ある程度は覚悟を決めていると言っているエレンディスだけど、アリアを見る限りなんとなく察していた。
「しかし、アイツは何処までもアリアを侮辱し蔑んでいたんだ」
「所詮は母親の手から逃れられなかったのでしょう」
でも、今は感謝しているのだけどね。
あの馬鹿が甲斐性無しで、アリアを妻として大事にしていなかったのだから。
「アリアの体は清いままというのは喜ばしいのだろうが…初夜は」
「ちゃんとできていないのでしょう。
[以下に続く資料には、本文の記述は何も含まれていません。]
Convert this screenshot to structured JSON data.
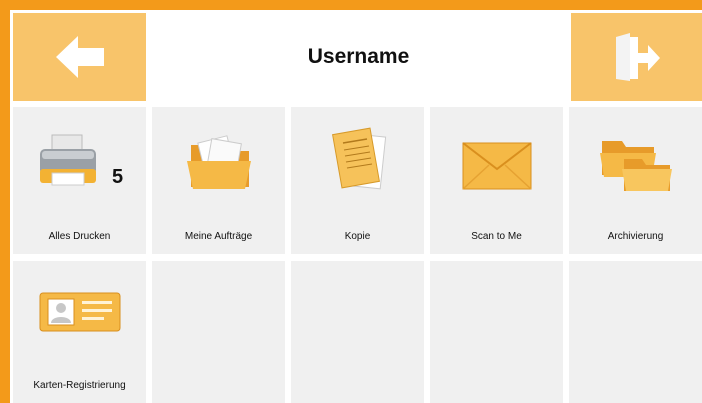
{
  "header": {
    "title": "Username",
    "back_icon": "arrow-left-icon",
    "logout_icon": "door-exit-icon"
  },
  "tiles": [
    {
      "label": "Alles Drucken",
      "icon": "printer-icon",
      "badge": "5"
    },
    {
      "label": "Meine Aufträge",
      "icon": "folder-documents-icon"
    },
    {
      "label": "Kopie",
      "icon": "document-copy-icon"
    },
    {
      "label": "Scan to Me",
      "icon": "envelope-icon"
    },
    {
      "label": "Archivierung",
      "icon": "folders-icon"
    },
    {
      "label": "Karten-Registrierung",
      "icon": "id-card-icon"
    }
  ],
  "colors": {
    "frame": "#f39a1a",
    "header_button": "#f8c46a",
    "tile_background": "#f0f0f0"
  }
}
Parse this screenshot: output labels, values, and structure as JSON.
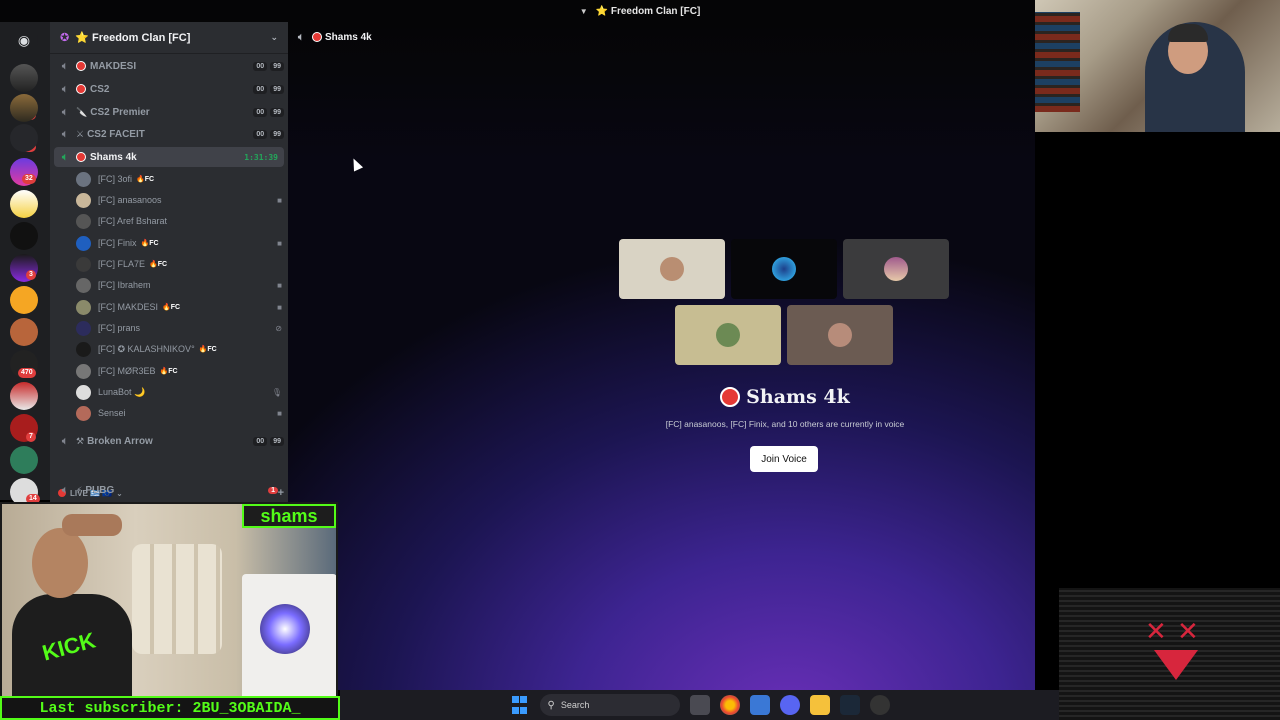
{
  "window": {
    "title": "⭐ Freedom Clan [FC]",
    "chevron": "▼"
  },
  "server": {
    "name": "⭐ Freedom Clan [FC]",
    "chevron": "⌄",
    "icon": "✪"
  },
  "rail": {
    "badges": [
      "134",
      "15",
      "32",
      "3",
      "470",
      "7",
      "14"
    ]
  },
  "channels": [
    {
      "name": "MAKDESI",
      "prefix_dot": true,
      "count": [
        "00",
        "99"
      ]
    },
    {
      "name": "CS2",
      "prefix_dot": true,
      "count": [
        "00",
        "99"
      ]
    },
    {
      "name": "CS2 Premier",
      "prefix": "🔪",
      "count": [
        "00",
        "99"
      ]
    },
    {
      "name": "CS2 FACEIT",
      "prefix": "⚔",
      "count": [
        "00",
        "99"
      ]
    },
    {
      "name": "Shams 4k",
      "prefix_dot": true,
      "timer": "1:31:39",
      "active": true
    }
  ],
  "members": [
    {
      "name": "[FC] 3ofi",
      "fc": "🔥FC",
      "icon": ""
    },
    {
      "name": "[FC] anasanoos",
      "fc": "",
      "icon": "■"
    },
    {
      "name": "[FC] Aref Bsharat",
      "fc": "",
      "icon": ""
    },
    {
      "name": "[FC] Finix",
      "fc": "🔥FC",
      "icon": "■"
    },
    {
      "name": "[FC] FLA7E",
      "fc": "🔥FC",
      "icon": ""
    },
    {
      "name": "[FC] Ibrahem",
      "fc": "",
      "icon": "■"
    },
    {
      "name": "[FC] MAKDESI",
      "fc": "🔥FC",
      "icon": "■"
    },
    {
      "name": "[FC] prans",
      "fc": "",
      "icon": "⊘"
    },
    {
      "name": "[FC] ✪ KALASHNIKOV°",
      "fc": "🔥FC",
      "icon": ""
    },
    {
      "name": "[FC] MØR3EB",
      "fc": "🔥FC",
      "icon": ""
    },
    {
      "name": "LunaBot 🌙",
      "fc": "",
      "icon": "🎙"
    },
    {
      "name": "Sensei",
      "fc": "",
      "icon": "■"
    }
  ],
  "broken_arrow": {
    "name": "Broken Arrow",
    "prefix": "⚒",
    "count": [
      "00",
      "99"
    ]
  },
  "live_category": {
    "label": "LIVE 🇬🇷 🇪🇺",
    "chevron": "⌄",
    "plus": "+"
  },
  "pubg": {
    "name": "PUBG",
    "prefix": "⚡",
    "badge": "1"
  },
  "main": {
    "header": "Shams 4k",
    "title": "Shams 4k",
    "subtitle": "[FC] anasanoos, [FC] Finix, and 10 others are currently in voice",
    "join_label": "Join Voice"
  },
  "stream": {
    "name_tag": "shams",
    "subscriber": "Last subscriber: 2BU_3OBAIDA_",
    "kick": "KICK"
  },
  "taskbar": {
    "search_label": "Search"
  },
  "colors": {
    "accent_green": "#53fc18",
    "live_red": "#e53935",
    "discord_bg": "#2b2d31"
  }
}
抱こうとしましたが最後までしていない。馬鹿な男」
「これ、そんな物言いは」
第一初夜の一回で事を全て済ませられる人とそうではない人がいる。
あの男は前者か後者か問われれば明らかに後者だわ。
まぁ、邪魔も入ったのでしょうね。
それがこの結果を生んだのです。
「なんというか…」
「その後、アリアをほったらかしにしたのでしょう」
「当初はちゃんと夫婦に見えたのだが、何時の日か愛人を侍らせていたからな」
「女遊びを知ったのでしょう。本当に不愉快な男。殺してやりたいですわ」
普通に殺すだけでは許せない。
アリアが受けた屈辱を考えると死ぬよりも惨い仕打ちがお似合いだわ。
「それで、エレンディスに教えてやったのであろうな」
「いいえ」
「は?」
教えるわけないでしょう?
既にエレンディスは勘違いをしているのだから、ここは男を見せて貰わないと。
「しかしだな…」
「例え他の男に抱かれてもアリアへの愛が変わらないなら問題ありません。いざ初夜を迎えた時に知るでしょうね」
「鬼か…」
「うふふ」
この程度の意地悪ぐらい許して欲しいわ。
そのもそ私はエレンディスにもっと頑張ってアリアを奪って欲しかったのだから。
でも、アリアを思えばこそだったから強く言えなかったわ。
それに寄り道をしても二人はこうして一つになることができたのだけど。
「奥様、またカスティージョ家から手紙が」
「燃やしなさい」
「かしこまりました」
私は二人が新婚旅行中にあの馬鹿を誤魔化す事に専念しなくてはならないわ。